Der Hof gehörte inzwischen einem Bruder von ihm, der nicht geheiratet hatte. Eine unverheiratete Schwester führte ihm den Haushalt. Diese Schwester des Vaters, inzwischen schon etwa 50 Jahre alt, hatte es nie verwunden, dass sie trotz hervorragender Schulnoten nicht hatte studieren dürfen.

Pfarrer und Lehrer fühlten sich für intelligente Mädchen wohl nicht zuständig.

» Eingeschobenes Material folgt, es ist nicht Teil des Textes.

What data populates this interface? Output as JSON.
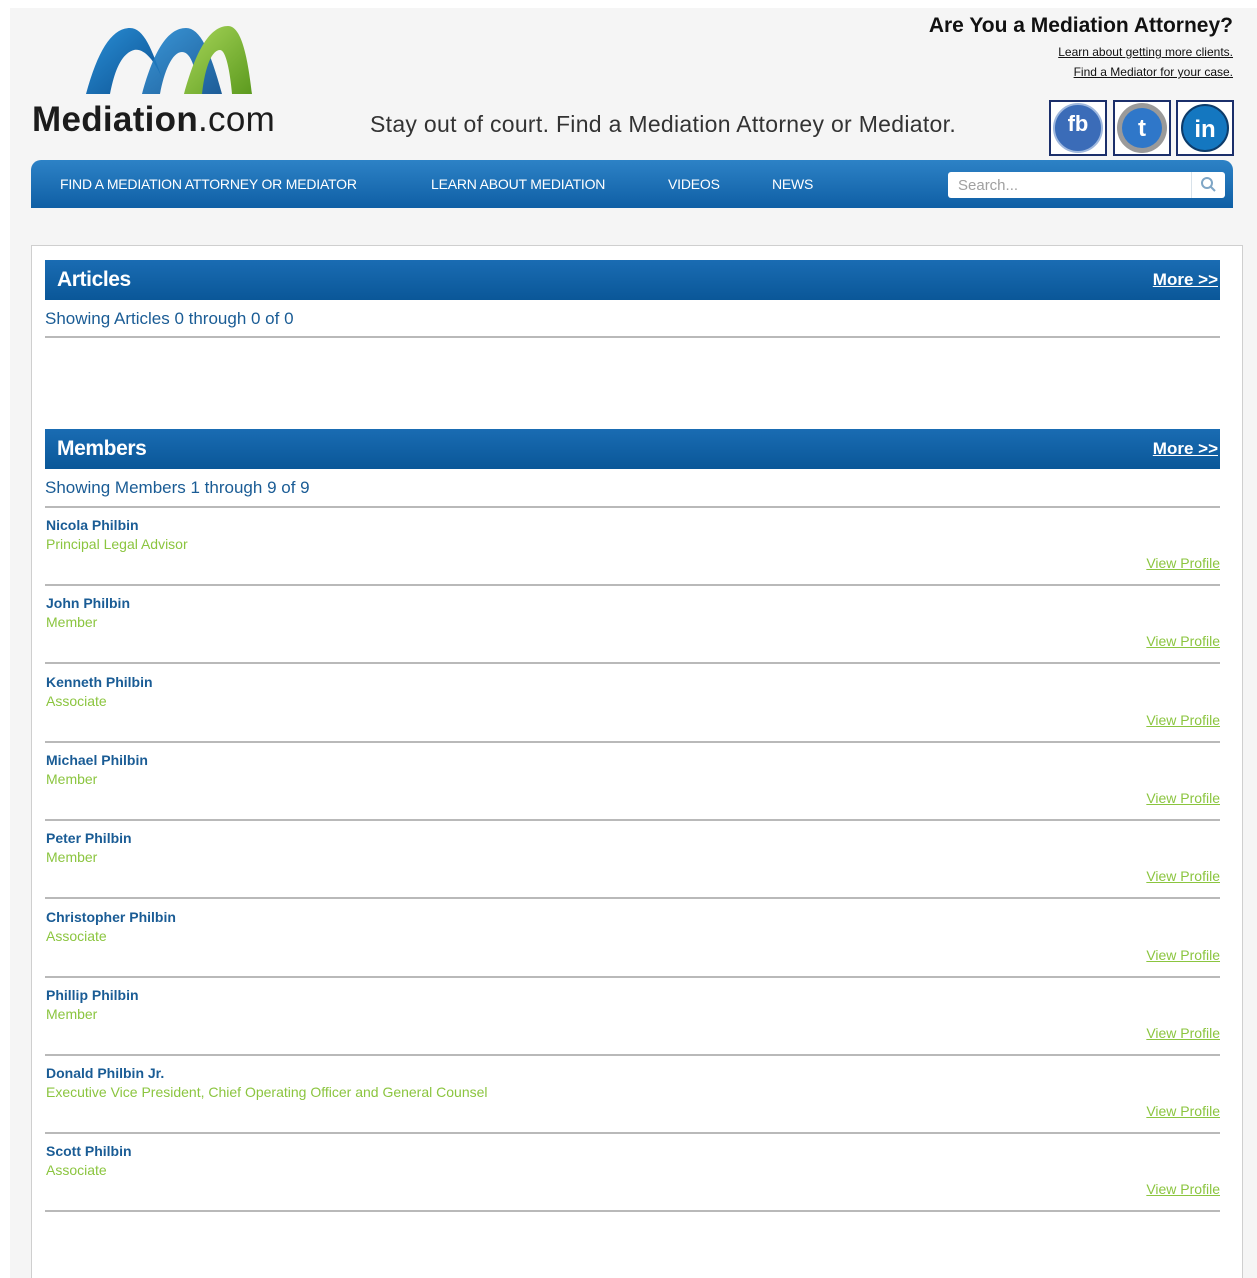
{
  "header": {
    "logo_bold": "Mediation",
    "logo_light": ".com",
    "tagline": "Stay out of court. Find a Mediation Attorney or Mediator.",
    "promo_title": "Are You a Mediation Attorney?",
    "promo_links": [
      "Learn about getting more clients.",
      "Find a Mediator for your case."
    ],
    "social": [
      "facebook-icon",
      "twitter-icon",
      "linkedin-icon"
    ],
    "brand_blue": "#1a6cb3",
    "brand_green": "#8bc53f"
  },
  "nav": {
    "items": [
      "FIND A MEDIATION ATTORNEY OR MEDIATOR",
      "LEARN ABOUT MEDIATION",
      "VIDEOS",
      "NEWS"
    ],
    "search_placeholder": "Search..."
  },
  "articles": {
    "title": "Articles",
    "more": "More >>",
    "showing": "Showing Articles 0 through 0 of 0"
  },
  "members": {
    "title": "Members",
    "more": "More >>",
    "showing": "Showing Members 1 through 9 of 9",
    "view_label": "View Profile",
    "list": [
      {
        "name": "Nicola Philbin",
        "title": "Principal Legal Advisor"
      },
      {
        "name": "John Philbin",
        "title": "Member"
      },
      {
        "name": "Kenneth Philbin",
        "title": "Associate"
      },
      {
        "name": "Michael Philbin",
        "title": "Member"
      },
      {
        "name": "Peter Philbin",
        "title": "Member"
      },
      {
        "name": "Christopher Philbin",
        "title": "Associate"
      },
      {
        "name": "Phillip Philbin",
        "title": "Member"
      },
      {
        "name": "Donald Philbin Jr.",
        "title": "Executive Vice President, Chief Operating Officer and General Counsel"
      },
      {
        "name": "Scott Philbin",
        "title": "Associate"
      }
    ]
  }
}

Diese Tante erbte nach dem frühen Tod ihres Bruders nach kurzer Zeit den Hof, womit ihr – wie sie meinte – Genugtuung wegen ihrer verpassten, besseren Ausbildung geschehen war.

Der Hühnerstall war in dieser Zeit neben dem bäuerlichen Haushalt und dem Gemüsegarten unter anderem ihr Aufgabengebiet; für die Landwirtschaft hatte sie einen Verwalter eingestellt. Über den wusste sie genauso Bescheid, wie über jedes Huhn und jedes Ei. Ihre Hühner legten weiße Eier, sie gehörten zur Rasse der Weiße Leghorn.

Für die Verpflegung der Familie brauchte Reiners Mutter täglich Eier und jedes wurde, genauso wie die vom Hof frisch bezogene Milch, in einem Schuldbuch festgehalten. Am Monatsende bezahlte der Vater bei seiner Schwester die vom Hof bekommenen Nahrungsmittel.

Irgendwann wurde ihm das wohl zu teuer und er suchte deswegen ein Gespräch mit seiner Schwester.

Als studierter Landwirt wusste er wohl, dass es Hühnerrassen gab, die braune Eier legten, die seinerzeit am Niederrhein aber überhaupt nicht bekannt waren. Die Hühner der Rasse seiner Schwester hatten als Merkmal ein weißes Ohrläppchen unter dem Gehörgang, legten weiße Eier. Hühner mit roten Ohrläppchen legen braune Eier.

Rhodeländer und Barnevelder zum Beispiel. Wie viel Futter so eine Henne pro Tag verkonsumierte und wie viel das kostete, konnte er in seinen schlauen Büchern nachschlagen und seiner Schwester präsentieren. Das wollte er ihr bezahlen und nicht mehr jedes einzelne Ei. Auch für den anfallenden Hühnermist fanden sie eine beide Seiten zufriedenstellende Lösung.

Unter diesen Umständen genehmigte die Tante die Anschaffung fremder Hühnerrassen auf ihrem Hühnerhof. Vielleicht hatte sie aber auch andere Hintergedanken. Sie war im wahrsten Sinne des Wortes bauernschlau.

Die Eltern schärften den Kindern ein, dass nur die braunen Eier ihnen gehörten; niemals sollte sich eins von ihnen an einem weißen Ei der Tante vergreifen. Außerdem würden die braunen auch noch viel, viel besser schmecken. Das meinte auch die Tante. Eigentlich hätte Reiner sie fragen sollen, woher sie das wusste.

Das Weiße-Eier-Verbot begleitet ihn das ganze Leben.

Beim Einkaufen im Supermarkt öffnet er heute noch jede Eierschachtel, bevor er ausschließlich braune in den Einkaufskorb legt.

Wenn er im Hotel übernachtet, verzichtet er auf das morgendliche Frühstücksei, wenn dieses – wie meistens – von der schlechten, der weißen Sorte ist.

So wie es in großen Religionsgemeinschaften Vorschriften gibt, zum Beispiel das Verbot von Schweinefleisch, so hindert Reiners Jugendverbot ihn daran, weiße Eier überhaupt zu mögen.

Mit Rassismus hat das nichts zu tun.